Healthy cervicovaginal epithelium presents an effective barrier against HIV-1 transmission. The epithelium consists of several layers of continuously differentiating keratinocytes interconnected by cell junctional structures. The outermost epithelial layer, the stratum corneum (SC), is the first physical barrier for most microorganisms. Proteins such as RPTN, FLG, LCE3D, LOR, TGM3, and ALOX12B are essential in maintaining the SC. Corneocytes form the SC and are joined by corneodesmosomes, cell junctional structures whose intercellular part consists of DSG, DSC, and CDSN, proteins that are degraded by KLK peptidases in the uppermost part of the SC to promote cell separation and shedding. The multiple keratinocyte layers beneath the SC present the next level of physical protection due to strong cytoskeleton supported by KRTs and cell junctional structures, largely desmosomes, the transmembrane part of which is formed by DSGs and DSCs. Activities of KLK peptidases beneath the SC are suppressed by serine protease inhibitors including SPINKs and SERPINs. In addition to physical barriers, Lactobacillus spp., which are most often the dominant types of bacteria in healthy vaginal lumen, produce lactic acid — a factor that is involved in direct anti–HIV-1 activity. Vaginal colonization and lactic acid production by lactobacilli depend on available glycogen synthesized by keratinocyte GYS2. The expression pattern of epithelial barrier–related proteins, encoded by genes differentially expressed in DMPA users, is shown on the right. Only potential HIV-1 target immune cells are shown for simplicity.

Figure 10. Model of cervicovaginal mucosal changes in DMPA users plausibly linked to an enhanced HIV-1 susceptibility.

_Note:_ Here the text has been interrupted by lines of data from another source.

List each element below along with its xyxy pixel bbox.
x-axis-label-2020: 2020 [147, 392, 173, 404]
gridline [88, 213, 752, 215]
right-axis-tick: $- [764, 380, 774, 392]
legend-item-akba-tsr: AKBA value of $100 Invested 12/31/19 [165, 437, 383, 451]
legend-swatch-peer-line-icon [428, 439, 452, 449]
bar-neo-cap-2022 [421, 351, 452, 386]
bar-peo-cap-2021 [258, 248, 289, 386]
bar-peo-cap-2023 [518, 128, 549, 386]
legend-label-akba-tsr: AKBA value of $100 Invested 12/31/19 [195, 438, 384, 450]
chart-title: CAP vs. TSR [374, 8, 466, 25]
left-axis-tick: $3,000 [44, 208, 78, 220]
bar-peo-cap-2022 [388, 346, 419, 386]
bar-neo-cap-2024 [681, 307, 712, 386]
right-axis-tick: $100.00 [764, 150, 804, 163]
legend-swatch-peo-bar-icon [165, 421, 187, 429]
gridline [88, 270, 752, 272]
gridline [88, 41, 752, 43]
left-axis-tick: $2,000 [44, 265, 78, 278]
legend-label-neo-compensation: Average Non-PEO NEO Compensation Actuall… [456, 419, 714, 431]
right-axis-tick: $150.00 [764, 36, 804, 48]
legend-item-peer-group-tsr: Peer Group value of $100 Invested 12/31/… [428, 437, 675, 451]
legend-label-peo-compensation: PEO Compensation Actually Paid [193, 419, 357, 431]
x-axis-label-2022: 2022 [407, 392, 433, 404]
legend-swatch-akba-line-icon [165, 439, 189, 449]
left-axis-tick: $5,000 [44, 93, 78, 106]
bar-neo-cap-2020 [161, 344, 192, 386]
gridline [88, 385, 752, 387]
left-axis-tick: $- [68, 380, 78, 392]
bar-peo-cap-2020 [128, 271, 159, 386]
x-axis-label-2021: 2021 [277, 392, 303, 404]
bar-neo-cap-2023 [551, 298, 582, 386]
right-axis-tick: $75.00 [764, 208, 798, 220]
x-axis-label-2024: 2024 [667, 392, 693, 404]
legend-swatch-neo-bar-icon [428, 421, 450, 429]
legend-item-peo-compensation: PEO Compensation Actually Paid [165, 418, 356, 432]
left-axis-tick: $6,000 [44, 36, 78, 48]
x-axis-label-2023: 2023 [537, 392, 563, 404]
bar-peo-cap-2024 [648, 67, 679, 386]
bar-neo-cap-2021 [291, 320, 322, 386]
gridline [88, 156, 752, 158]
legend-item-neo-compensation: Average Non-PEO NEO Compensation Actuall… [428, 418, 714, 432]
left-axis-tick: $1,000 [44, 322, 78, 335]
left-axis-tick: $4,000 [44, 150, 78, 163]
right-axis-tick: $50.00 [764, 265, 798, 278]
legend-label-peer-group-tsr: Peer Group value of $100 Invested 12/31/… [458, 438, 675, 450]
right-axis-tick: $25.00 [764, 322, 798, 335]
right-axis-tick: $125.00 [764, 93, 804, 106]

Use of DMPA results in altered expression of many genes involved in barrier functions of cervicovaginal mucosa. (A) Decrease in markers of differentiating keratinocytes (such as KRT10, KRT1, KRT6B) indicates a compromised epithelial differentiation. Downregulation of the molecules involved in the SC organization (FLG, RPTN, LCE3D, ALOX12B, TGM3, LOR, and CDSN) and cell junctional proteins in all layers (DSG1 and DSC2) leads to breaches in the epithelial barrier, which is exacerbated by an untimely activation of KLK peptidases due to a decreased production of peptidase inhibitors (specifically SPINK6 and SERPINB7). Decrease in GYS2 expression implicates a drop in the glycogen level and, therefore, lower abundance of Lactobacillus spp. (B) In more expanded responses, molecular changes in the cervicovaginal epithelium are intensified: alterations in the barrier-supporting genes dramatically increase in magnitude, which results in more spacious epithelial breaches and production and release of proinflammatory chemokines that attract more HIV target cells (such as CD4+ T cells, dendritic cells, macrophages) and damage-related neutrophils. In A and, on a larger scale, in B, the cervicovaginal epithelium of the DMPA users is characterized by loss of epithelial integrity, which allows HIV virions to penetrate and/or transverse the epithelium and reach HIV-1 target cells for productive infection or be transferred to the draining lymph node or circulating blood. See the legend to Figure 9 for more details.